Our favorite lawsuit of the day comes from the National Portrait Gallery in London, which has demanded that Wikipedia remove more than 3,000 photographs of portraits it has downloaded from the gallery’s database. http://paidcontent.co.uk/article/419-gallery-threatens-to-sue-wikimedia-admin-over-portrait-uploads/
Wikipedia administrator Derrick Coetzee took the 3,000 photos, converted them to hi-res and uploaded them to Wikimedia Commons, a repository for public domain and freely licensed works. Coetzee is represented by Fred von Lohmann of the Electronic Frontier Foundation (and a perennial member of Lawdragon’s top 500 lawyers in America). http://www.eff.org/about/staff/fred-von-lohmann
The gallery sayd it has an active copyright on the photos, as opposed to the paintings, whose creators long ago went to the Wikigraveyard.

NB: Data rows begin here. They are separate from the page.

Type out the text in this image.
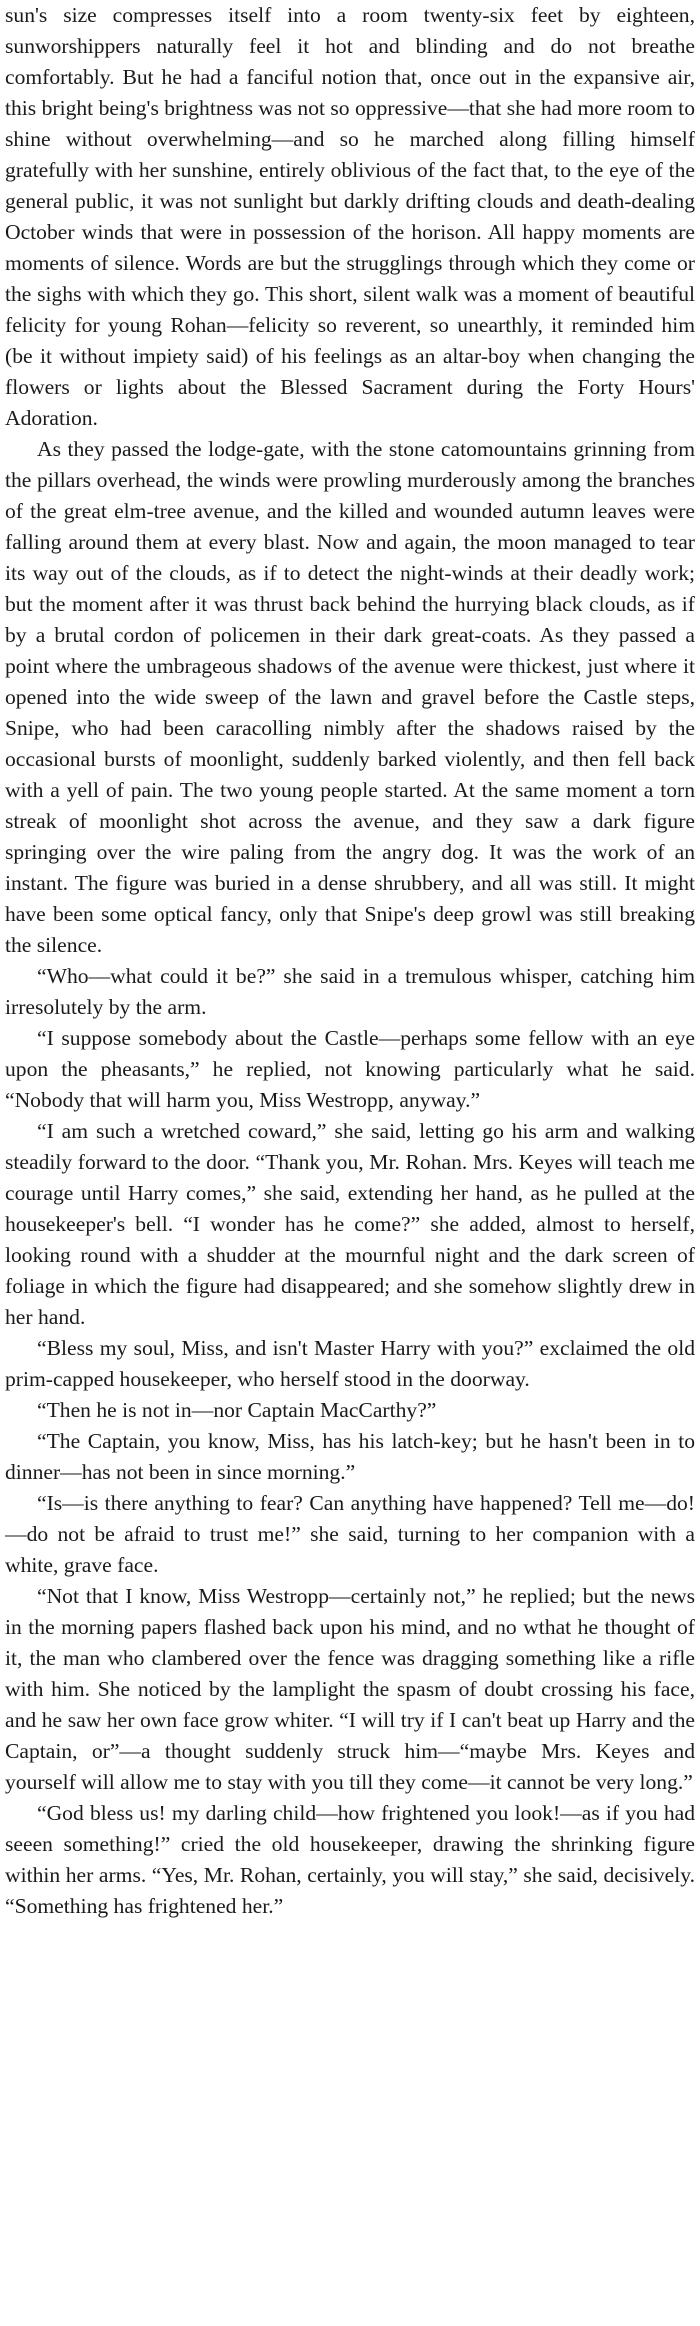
sun's size compresses itself into a room twenty-six feet by eighteen, sunworshippers naturally feel it hot and blinding and do not breathe comfortably. But he had a fanciful notion that, once out in the expansive air, this bright being's brightness was not so oppressive—that she had more room to shine without overwhelming—and so he marched along filling himself gratefully with her sunshine, entirely oblivious of the fact that, to the eye of the general public, it was not sunlight but darkly drifting clouds and death-dealing October winds that were in possession of the horison. All happy moments are moments of silence. Words are but the strugglings through which they come or the sighs with which they go. This short, silent walk was a moment of beautiful felicity for young Rohan—felicity so reverent, so unearthly, it reminded him (be it without impiety said) of his feelings as an altar-boy when changing the flowers or lights about the Blessed Sacrament during the Forty Hours' Adoration.

As they passed the lodge-gate, with the stone catomountains grinning from the pillars overhead, the winds were prowling murderously among the branches of the great elm-tree avenue, and the killed and wounded autumn leaves were falling around them at every blast. Now and again, the moon managed to tear its way out of the clouds, as if to detect the night-winds at their deadly work; but the moment after it was thrust back behind the hurrying black clouds, as if by a brutal cordon of policemen in their dark great-coats. As they passed a point where the umbrageous shadows of the avenue were thickest, just where it opened into the wide sweep of the lawn and gravel before the Castle steps, Snipe, who had been caracolling nimbly after the shadows raised by the occasional bursts of moonlight, suddenly barked violently, and then fell back with a yell of pain. The two young people started. At the same moment a torn streak of moonlight shot across the avenue, and they saw a dark figure springing over the wire paling from the angry dog. It was the work of an instant. The figure was buried in a dense shrubbery, and all was still. It might have been some optical fancy, only that Snipe's deep growl was still breaking the silence.

“Who—what could it be?” she said in a tremulous whisper, catching him irresolutely by the arm.

“I suppose somebody about the Castle—perhaps some fellow with an eye upon the pheasants,” he replied, not knowing particularly what he said. “Nobody that will harm you, Miss Westropp, anyway.”

“I am such a wretched coward,” she said, letting go his arm and walking steadily forward to the door. “Thank you, Mr. Rohan. Mrs. Keyes will teach me courage until Harry comes,” she said, extending her hand, as he pulled at the housekeeper's bell. “I wonder has he come?” she added, almost to herself, looking round with a shudder at the mournful night and the dark screen of foliage in which the figure had disappeared; and she somehow slightly drew in her hand.

“Bless my soul, Miss, and isn't Master Harry with you?” exclaimed the old prim-capped housekeeper, who herself stood in the doorway.

“Then he is not in—nor Captain MacCarthy?”

“The Captain, you know, Miss, has his latch-key; but he hasn't been in to dinner—has not been in since morning.”

“Is—is there anything to fear? Can anything have happened? Tell me—do!—do not be afraid to trust me!” she said, turning to her companion with a white, grave face.

“Not that I know, Miss Westropp—certainly not,” he replied; but the news in the morning papers flashed back upon his mind, and no wthat he thought of it, the man who clambered over the fence was dragging something like a rifle with him. She noticed by the lamplight the spasm of doubt crossing his face, and he saw her own face grow whiter. “I will try if I can't beat up Harry and the Captain, or”—a thought suddenly struck him—“maybe Mrs. Keyes and yourself will allow me to stay with you till they come—it cannot be very long.”

“God bless us! my darling child—how frightened you look!—as if you had seeen something!” cried the old housekeeper, drawing the shrinking figure within her arms. “Yes, Mr. Rohan, certainly, you will stay,” she said, decisively. “Something has frightened her.”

There’s an interesting little side issue, however, that’s emerging about what we’ll call Wikipedia’s selective censorship. A few weeks back, the Sunday New York Times ran a fascinating column by The Public Editor on the cover-up of the kidnapping of Times reporter David Rohde by The Taliban. While much of Clark Hoyt’s discussion focused on the ethics of the Times’ witholding reports on the kidnapping, there were also some stunning disclosures about the complicity of other media – including Wikipedia.
User editors tried to submit entries about the kidnapping, but the entries were taken down. The Times reached out to a co-founder, Jimmy Wales, to ensure Wikipedia participated in the coverup. http://www.nytimes.com/2009/07/05/opinion/05pubed.html?_r=1 While taking down user posts, Wikipedia allowed a Times reporter to edit Rohde’s biography to portray him as sympathetic to Muslims and to remove the fact that he once worked for the Christian Science Monitor.
As one of America’s original publishers said, “It takes many good deeds to build a good reputation and only one bad one to lose it.”